Banco Mundial reduce expectativa de crecimiento para América Latina
Según el informe más reciente del Banco Mundial, la región crecerá un 2,2% durante 2026, una décima menos que la previsión publicada en enero.
El organismo explicó que la reducción responde principalmente a:
- Menor dinamismo de la economía mundial.
- Debilidad en la demanda interna.
- Incertidumbre energética global.
- Presiones inflacionarias derivadas del aumento del petróleo.
Además, el crecimiento económico mundial también mostrará una desaceleración y se ubicará alrededor del 2,5% este año.
Qué países tendrán mejor desempeño económico
A pesar del panorama moderado, algunas economías latinoamericanas mantendrán un crecimiento superior al promedio regional.
Las previsiones del Banco Mundial señalan:
- Argentina: 3,6% promedio entre 2026 y 2028.
- Colombia: 2,3% en 2026.
- Brasil: 1,9% en 2026.
- México: 1,3% en 2026.
En el caso de Colombia y Brasil, el desempeño estará respaldado parcialmente por su condición de exportadores de petróleo.

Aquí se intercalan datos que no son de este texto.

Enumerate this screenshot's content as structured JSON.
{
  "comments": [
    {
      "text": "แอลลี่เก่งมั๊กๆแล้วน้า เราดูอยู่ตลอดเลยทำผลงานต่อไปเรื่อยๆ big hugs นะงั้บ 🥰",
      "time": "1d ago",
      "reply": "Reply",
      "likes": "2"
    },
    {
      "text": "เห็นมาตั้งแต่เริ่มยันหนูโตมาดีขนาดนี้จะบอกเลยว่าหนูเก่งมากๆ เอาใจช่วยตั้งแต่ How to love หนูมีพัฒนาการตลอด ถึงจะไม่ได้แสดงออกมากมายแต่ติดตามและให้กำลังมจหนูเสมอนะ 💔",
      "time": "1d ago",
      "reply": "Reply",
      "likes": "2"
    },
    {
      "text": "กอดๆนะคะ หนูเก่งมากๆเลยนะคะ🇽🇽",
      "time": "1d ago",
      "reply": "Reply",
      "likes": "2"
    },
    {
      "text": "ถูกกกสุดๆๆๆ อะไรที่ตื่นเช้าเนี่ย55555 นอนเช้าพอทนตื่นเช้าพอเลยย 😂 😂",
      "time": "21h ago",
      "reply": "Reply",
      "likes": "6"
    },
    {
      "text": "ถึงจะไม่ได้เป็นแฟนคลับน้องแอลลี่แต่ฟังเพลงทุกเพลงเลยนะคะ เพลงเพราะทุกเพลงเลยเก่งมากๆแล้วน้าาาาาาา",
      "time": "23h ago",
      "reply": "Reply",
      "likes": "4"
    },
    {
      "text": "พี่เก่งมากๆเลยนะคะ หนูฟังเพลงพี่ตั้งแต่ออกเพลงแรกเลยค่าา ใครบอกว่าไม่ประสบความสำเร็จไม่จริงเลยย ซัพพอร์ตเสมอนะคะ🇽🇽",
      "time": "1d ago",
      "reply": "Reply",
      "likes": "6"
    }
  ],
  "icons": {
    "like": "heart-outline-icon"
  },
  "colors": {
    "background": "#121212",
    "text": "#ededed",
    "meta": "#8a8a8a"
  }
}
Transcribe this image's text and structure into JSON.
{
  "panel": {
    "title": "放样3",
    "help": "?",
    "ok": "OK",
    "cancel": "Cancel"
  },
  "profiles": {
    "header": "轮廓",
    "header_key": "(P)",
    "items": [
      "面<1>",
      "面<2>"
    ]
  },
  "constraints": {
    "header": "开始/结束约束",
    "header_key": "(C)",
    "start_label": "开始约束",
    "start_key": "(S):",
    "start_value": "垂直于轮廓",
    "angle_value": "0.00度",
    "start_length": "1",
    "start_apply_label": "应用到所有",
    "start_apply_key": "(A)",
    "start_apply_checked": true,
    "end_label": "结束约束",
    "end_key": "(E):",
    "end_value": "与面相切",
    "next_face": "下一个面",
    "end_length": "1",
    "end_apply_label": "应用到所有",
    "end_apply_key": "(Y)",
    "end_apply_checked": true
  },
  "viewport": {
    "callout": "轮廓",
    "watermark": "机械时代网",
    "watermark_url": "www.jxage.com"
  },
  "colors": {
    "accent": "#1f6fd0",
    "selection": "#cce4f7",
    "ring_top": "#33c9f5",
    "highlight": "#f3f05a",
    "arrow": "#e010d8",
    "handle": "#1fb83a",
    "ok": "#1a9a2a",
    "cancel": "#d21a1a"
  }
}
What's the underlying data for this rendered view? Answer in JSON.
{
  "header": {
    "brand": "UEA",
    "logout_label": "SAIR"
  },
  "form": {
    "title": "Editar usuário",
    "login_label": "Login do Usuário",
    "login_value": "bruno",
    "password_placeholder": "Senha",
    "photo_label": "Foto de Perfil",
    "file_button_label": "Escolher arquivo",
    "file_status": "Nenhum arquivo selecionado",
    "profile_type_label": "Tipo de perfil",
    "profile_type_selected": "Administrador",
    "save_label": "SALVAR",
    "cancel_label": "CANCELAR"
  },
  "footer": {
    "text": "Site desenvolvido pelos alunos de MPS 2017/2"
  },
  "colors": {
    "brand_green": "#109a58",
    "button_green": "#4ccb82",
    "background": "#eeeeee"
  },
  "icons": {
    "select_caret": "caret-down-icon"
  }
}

Chile y Perú podrían beneficiarse por los metales
Mientras el encarecimiento del petróleo afecta a numerosos países importadores de energía, algunas economías sudamericanas podrían obtener ventajas gracias al comportamiento de los mercados de materias primas.
El Banco Mundial destacó que:
- Chile podría beneficiarse por el aumento de los precios del cobre.
- Perú tendría un impulso similar debido a sus exportaciones mineras.
Estos factores ayudarían a compensar parte de los efectos negativos derivados de la incertidumbre internacional.
Guerra en Medio Oriente presiona inflación y costos de importación
Uno de los principales riesgos identificados por el organismo es el incremento en los precios del petróleo provocado por las tensiones en Medio Oriente.
De acuerdo con el informe, esta situación puede generar:
- Aumento de costos de importación.
- Mayor presión inflacionaria.
- Incremento en gastos de transporte y producción.
- Menor capacidad de consumo de los hogares.
Los países de Centroamérica y el Caribe son especialmente vulnerables debido a su dependencia energética externa.
Mercado laboral sigue siendo un desafío
El Banco Mundial también alertó sobre problemas persistentes en el mercado laboral latinoamericano.
Entre los principales retos destacan:
- Escasa creación de empleo formal.
- Altos niveles de informalidad.
- Crecimiento limitado de los salarios.
- Menor productividad económica.
Según el organismo, estas condiciones continúan afectando la reducción de la pobreza y limitan la recuperación económica de varios países de la región.
América Latina espera una recuperación gradual
A pesar del ajuste para 2026, el Banco Mundial proyecta una mejora progresiva en los próximos años.
Las estimaciones apuntan a:
- 2027: crecimiento de 2,5%.
- 2028: crecimiento de 2,8%.
La recuperación estaría impulsada por una mayor inversión y por la flexibilización de las políticas monetarias en distintos países.